Protesto eylemlerinin giderek grevlerle birleşmesi, Lukaşenko’nun iktidarda kalmasını iyice zora sokuyor. İlerici alman gazetesi Junge Welt (JW), “Yerel basın Minsk sanayi işletmelerinde grevlere katılım sayısının sınırlı kaldığını, pazartesi günü en fazla birkaç yüz kişinin diğer şirketlerden heyetler olarak Minsk Otomobil Fabrikası’na (MAZ) hareket ettiğini bildiriyorlar” diye yazdı. Fabrikalardan gelen sınırlı haberlere göre, en azından şimdilik Lukaşenko’dan desteğini çeken işçi sınıfı AB uşağı burjuva muhalefete de tam bir destek vermemiştir.
Muhalefetin sokak gösterilerine karşı taraftarlarını alanlara çağıran Lukaşenko, pazartesi günü grevde olan işçileri ikna etmek için gittiği Minsk Otomobil Fabrikası’nda işçilerin protestosuyla karşılaştı. Konuşmasını da “İstifa!” sloganları altında yapabildi. İstifayı veya seçimlerin yenilenmesini reddeden Lukaşenko, her ikisinin de “ülkenin sonu” anlamına geleceğini iddia etti.

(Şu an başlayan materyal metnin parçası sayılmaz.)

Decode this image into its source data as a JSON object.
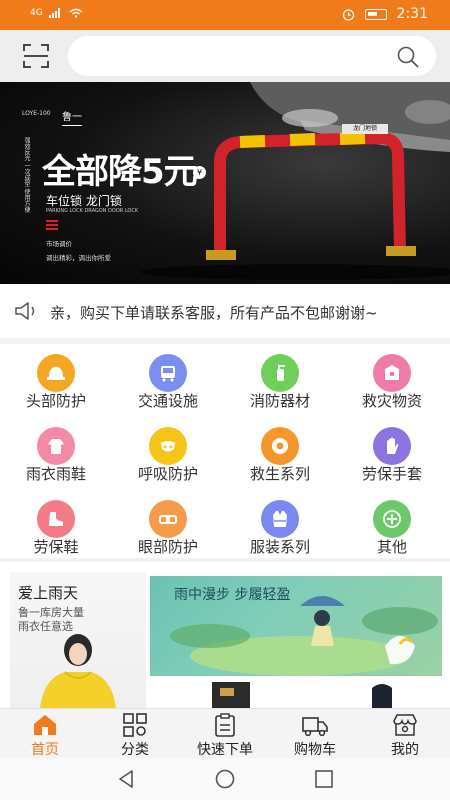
{
  "status_bar": {
    "signal": "4G",
    "time": "2:31"
  },
  "search": {
    "placeholder": ""
  },
  "banner": {
    "model": "LOYE-100",
    "brand": "鲁一",
    "vertical_text": "强效反光 一次成型 使用方便",
    "headline": "全部降5元",
    "currency_mark": "¥",
    "subtitle": "车位锁 龙门锁",
    "subtitle_en": "PARKING LOCK DRAGON DOOR LOCK",
    "market_line1": "市场调价",
    "market_line2": "调出精彩，调出你所爱",
    "plate_text": "龙门地锁"
  },
  "notice": {
    "text": "亲，购买下单请联系客服，所有产品不包邮谢谢~"
  },
  "categories": [
    {
      "label": "头部防护",
      "icon": "helmet-icon",
      "color": "#f5a623"
    },
    {
      "label": "交通设施",
      "icon": "bus-icon",
      "color": "#7b8ff0"
    },
    {
      "label": "消防器材",
      "icon": "extinguisher-icon",
      "color": "#6fcf5a"
    },
    {
      "label": "救灾物资",
      "icon": "box-icon",
      "color": "#f07aa8"
    },
    {
      "label": "雨衣雨鞋",
      "icon": "raincoat-icon",
      "color": "#f28aa8"
    },
    {
      "label": "呼吸防护",
      "icon": "mask-icon",
      "color": "#f5c518"
    },
    {
      "label": "救生系列",
      "icon": "lifebuoy-icon",
      "color": "#f5962a"
    },
    {
      "label": "劳保手套",
      "icon": "glove-icon",
      "color": "#8b73e0"
    },
    {
      "label": "劳保鞋",
      "icon": "shoe-icon",
      "color": "#f27c86"
    },
    {
      "label": "眼部防护",
      "icon": "goggles-icon",
      "color": "#f59c4a"
    },
    {
      "label": "服装系列",
      "icon": "vest-icon",
      "color": "#7b88f0"
    },
    {
      "label": "其他",
      "icon": "plus-icon",
      "color": "#6cc96a"
    }
  ],
  "promo": {
    "left_title": "爱上雨天",
    "left_line1": "鲁一库房大量",
    "left_line2": "雨衣任意选",
    "right_title": "雨中漫步 步履轻盈"
  },
  "tabs": [
    {
      "label": "首页",
      "icon": "home-icon",
      "active": true
    },
    {
      "label": "分类",
      "icon": "grid-icon",
      "active": false
    },
    {
      "label": "快速下单",
      "icon": "clipboard-icon",
      "active": false
    },
    {
      "label": "购物车",
      "icon": "truck-icon",
      "active": false
    },
    {
      "label": "我的",
      "icon": "store-icon",
      "active": false
    }
  ],
  "colors": {
    "accent": "#ef7b1b"
  }
}
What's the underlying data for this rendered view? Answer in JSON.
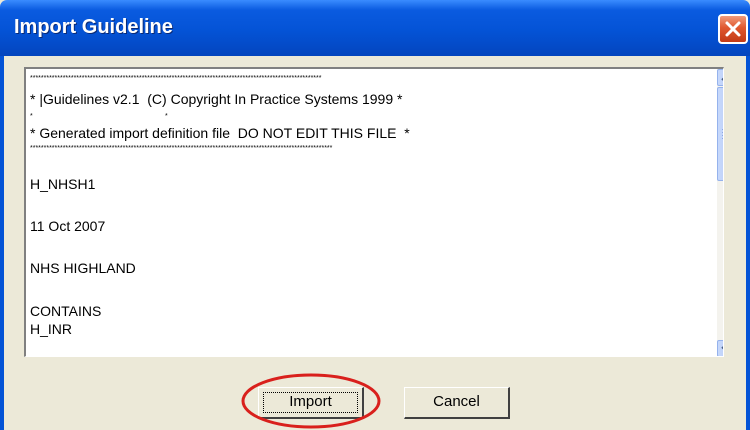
{
  "window": {
    "title": "Import Guideline",
    "close_icon": "close-icon"
  },
  "textbox": {
    "lines": [
      "***********************************************************************************************************",
      "* |Guidelines v2.1  (C) Copyright In Practice Systems 1999 *",
      "*                                                                    *",
      "* Generated import definition file  DO NOT EDIT THIS FILE  *",
      "***************************************************************************************************************",
      "H_NHSH1",
      "11 Oct 2007",
      "NHS HIGHLAND",
      "CONTAINS",
      "H_INR"
    ]
  },
  "buttons": {
    "import_label": "Import",
    "cancel_label": "Cancel"
  },
  "colors": {
    "titlebar": "#0453D6",
    "dialog_bg": "#ECE9D8",
    "highlight": "#D9201C"
  }
}
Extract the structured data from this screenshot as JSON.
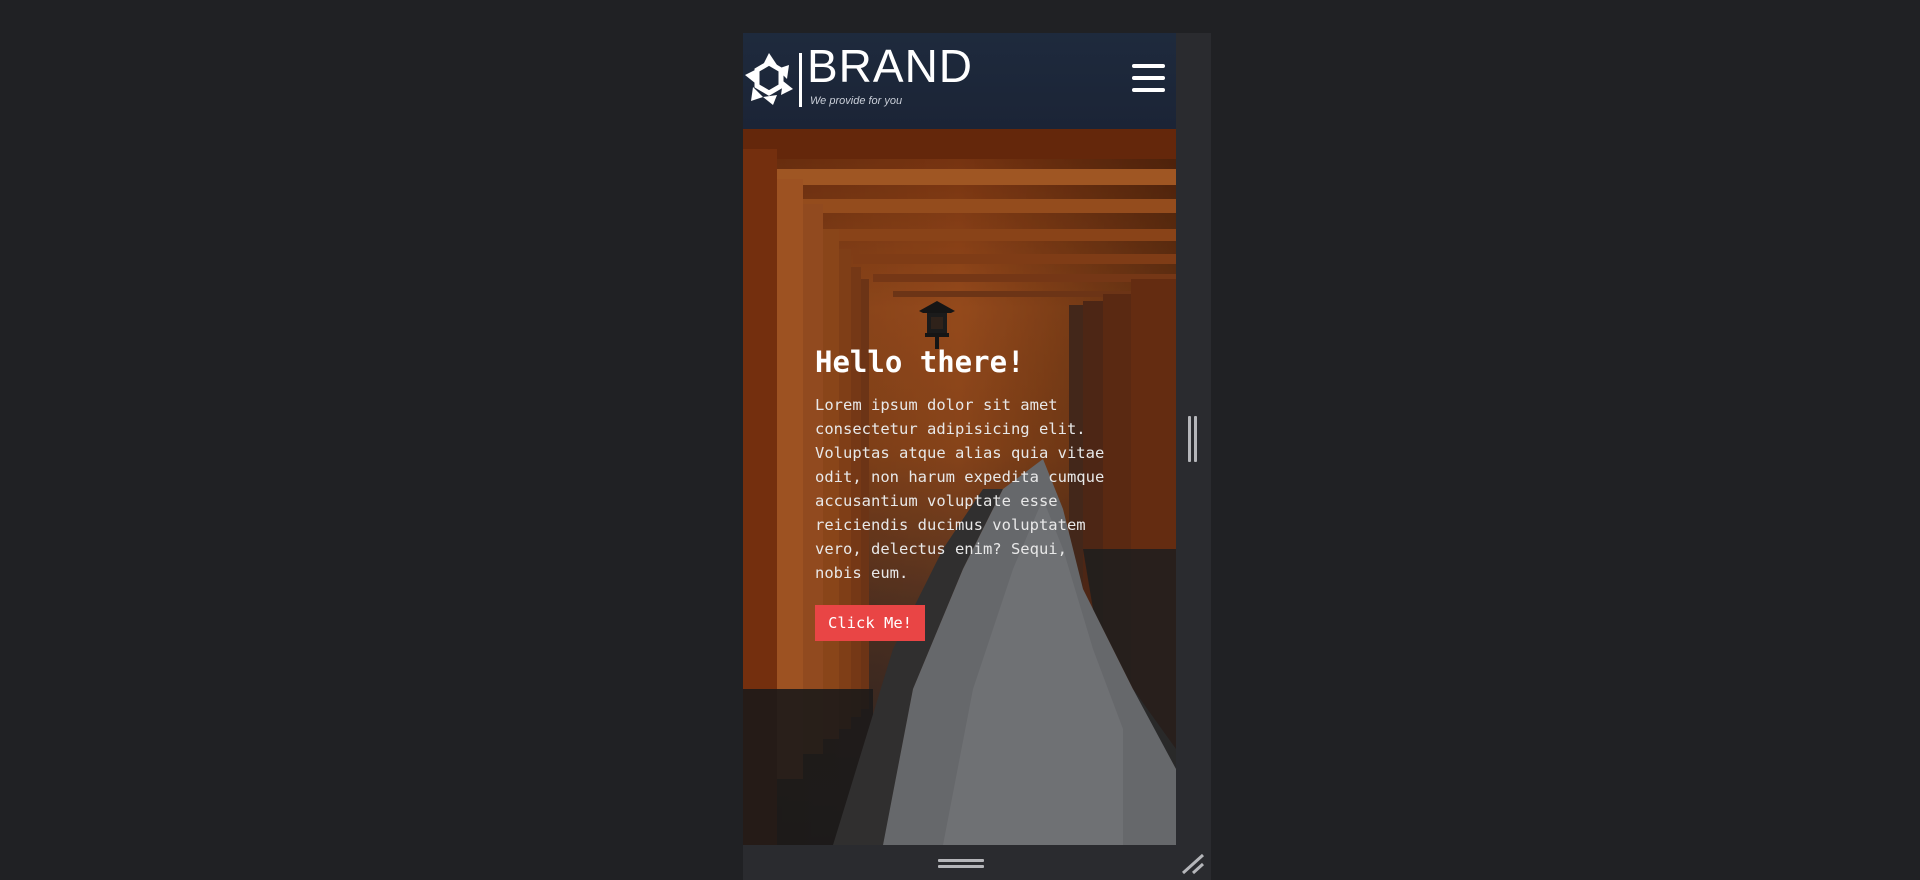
{
  "header": {
    "brand_name": "BRAND",
    "tagline": "We provide for you",
    "logo_icon": "star-logo-icon",
    "menu_icon": "hamburger-menu-icon"
  },
  "hero": {
    "title": "Hello there!",
    "text": "Lorem ipsum dolor sit amet consectetur adipisicing elit. Voluptas atque alias quia vitae odit, non harum expedita cumque accusantium voluptate esse reiciendis ducimus voluptatem vero, delectus enim? Sequi, nobis eum.",
    "button_label": "Click Me!",
    "background_image": "torii-gates-path-photo"
  },
  "device_frame": {
    "side_handle_icon": "resize-handle-vertical-icon",
    "bottom_handle_icon": "resize-handle-horizontal-icon",
    "corner_handle_icon": "resize-corner-icon"
  },
  "colors": {
    "page_background": "#202124",
    "navbar": "#1e2a3d",
    "button": "#e94545"
  }
}
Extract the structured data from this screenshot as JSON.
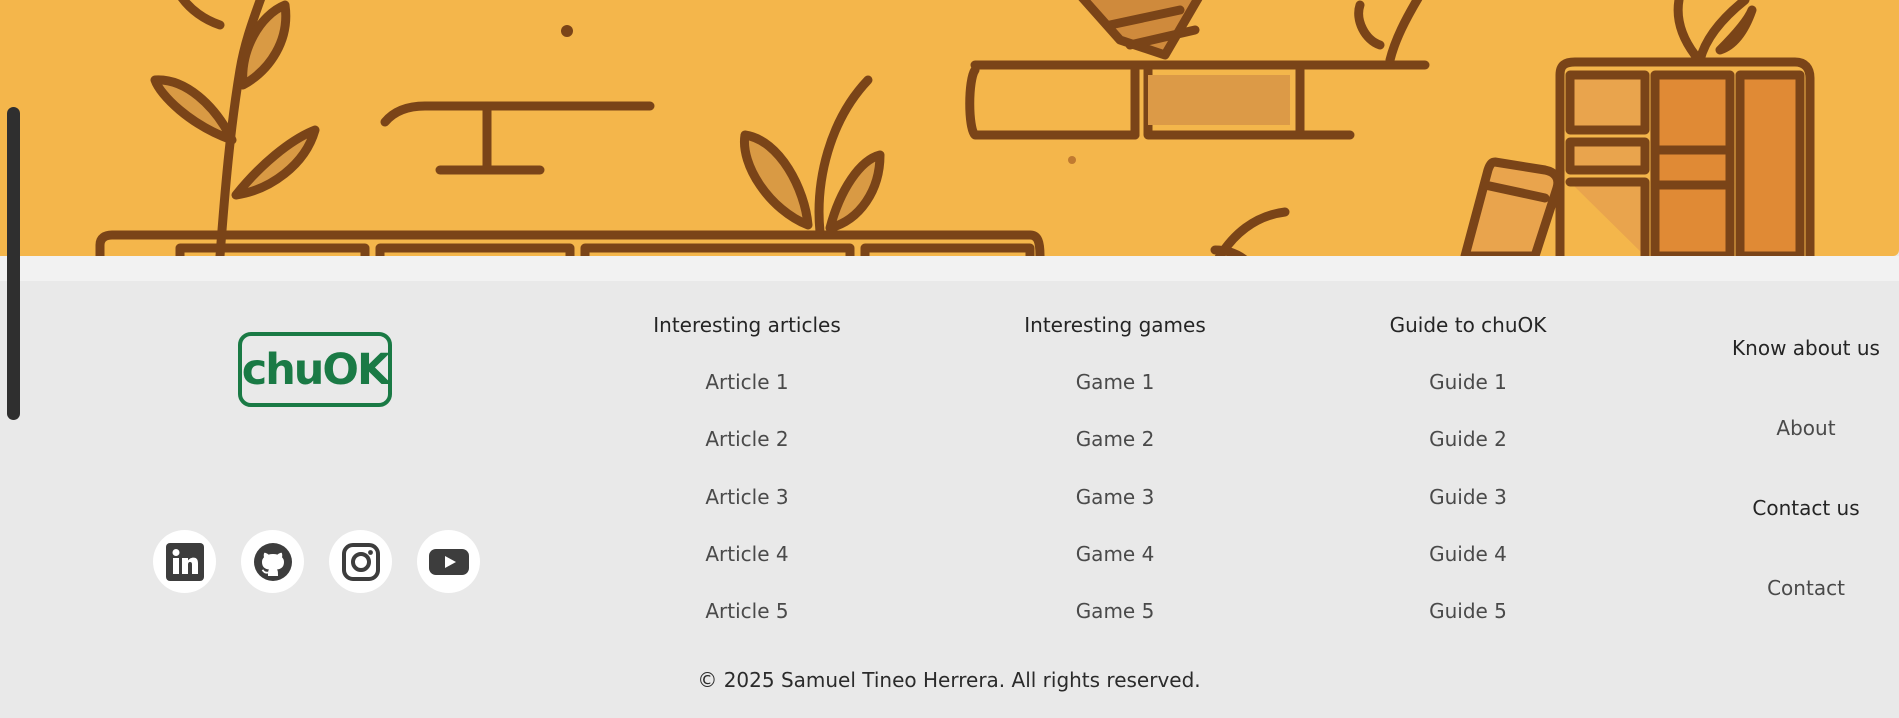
{
  "brand": {
    "logo_text": "chuOK",
    "logo_color": "#1a7a45"
  },
  "colors": {
    "hero_bg": "#f4b64b",
    "footer_bg": "#e9e9e9",
    "line": "#7a4418"
  },
  "social": [
    {
      "name": "linkedin",
      "icon": "linkedin-icon"
    },
    {
      "name": "github",
      "icon": "github-icon"
    },
    {
      "name": "instagram",
      "icon": "instagram-icon"
    },
    {
      "name": "youtube",
      "icon": "youtube-icon"
    }
  ],
  "columns": {
    "articles": {
      "title": "Interesting articles",
      "links": [
        "Article 1",
        "Article 2",
        "Article 3",
        "Article 4",
        "Article 5"
      ]
    },
    "games": {
      "title": "Interesting games",
      "links": [
        "Game 1",
        "Game 2",
        "Game 3",
        "Game 4",
        "Game 5"
      ]
    },
    "guides": {
      "title": "Guide to chuOK",
      "links": [
        "Guide 1",
        "Guide 2",
        "Guide 3",
        "Guide 4",
        "Guide 5"
      ]
    }
  },
  "know": {
    "title": "Know about us",
    "about": "About",
    "contact_title": "Contact us",
    "contact": "Contact"
  },
  "copyright": "© 2025 Samuel Tineo Herrera. All rights reserved."
}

En fazla bir anayasa reformu çerçevesinde yetkilerin yeniden dağıtılması hakkında konuşulabileceğini söyledi. İstifa çağrısı yapan grevdeki işçileri de grevin devam etmesi durumunda işten atmakla tehdit ederek, “Beni öldürene kadar başka bir seçim olmayacak” dedi.
Lukaşenko’nun çağrısıyla, 16 Ağustos Pazar günü Minsk’teki hükümet binası önünde düzenlenen mitinge, resmi rakamlara göre 65 bin kişinin katıldığı söylenirken, gazeteler sayının daha düşük olduğunu bildirdiler. JW’nin yazdığına göre burada da kendisini Belarus devletinin varlığının devam etmesinin tek garantörü olarak tanımlayan Lukaşenko, milliyetçi-ırkçı tonda bir konuşma yaparak, yurttaşları ülkenin varlığını savunmaya çağırdı.
Aynı gün hükümet binasına yakın bir alanda yapılan karşı mitinge ise yaklaşık 200.000 kişinin katıldığı tahmin ediliyor. Miting sonrasında çok sayıda gösterici de tutuklandı.
Yanına, azılı anti-komünistler olarak Batılı emperyalistler için çok değerli figüranlardan olan Nobel ödüllü Svetlana Aleksiyeviç ve insan hakları(!) aktivisti Ales Bjalazki ikilisini alan AB yanlısı aday Svetlana Tihanovskaya, Litvanya’da yaptığı açıklamada “ulusal lider” rolünü üstlenmeye hazır olduğunu belirtti. Ayrıca “İktidar Değişikliği Koordinasyon Konseyi” kurulması çağrısında bulundu. Seçime katılmasına izin verilmeyen ve Ukrayna’da sürgünde bulunan Valery Zepkalo ise bir “Ulusal Kurtuluş Cephesi” kurulduğunu ilan etti.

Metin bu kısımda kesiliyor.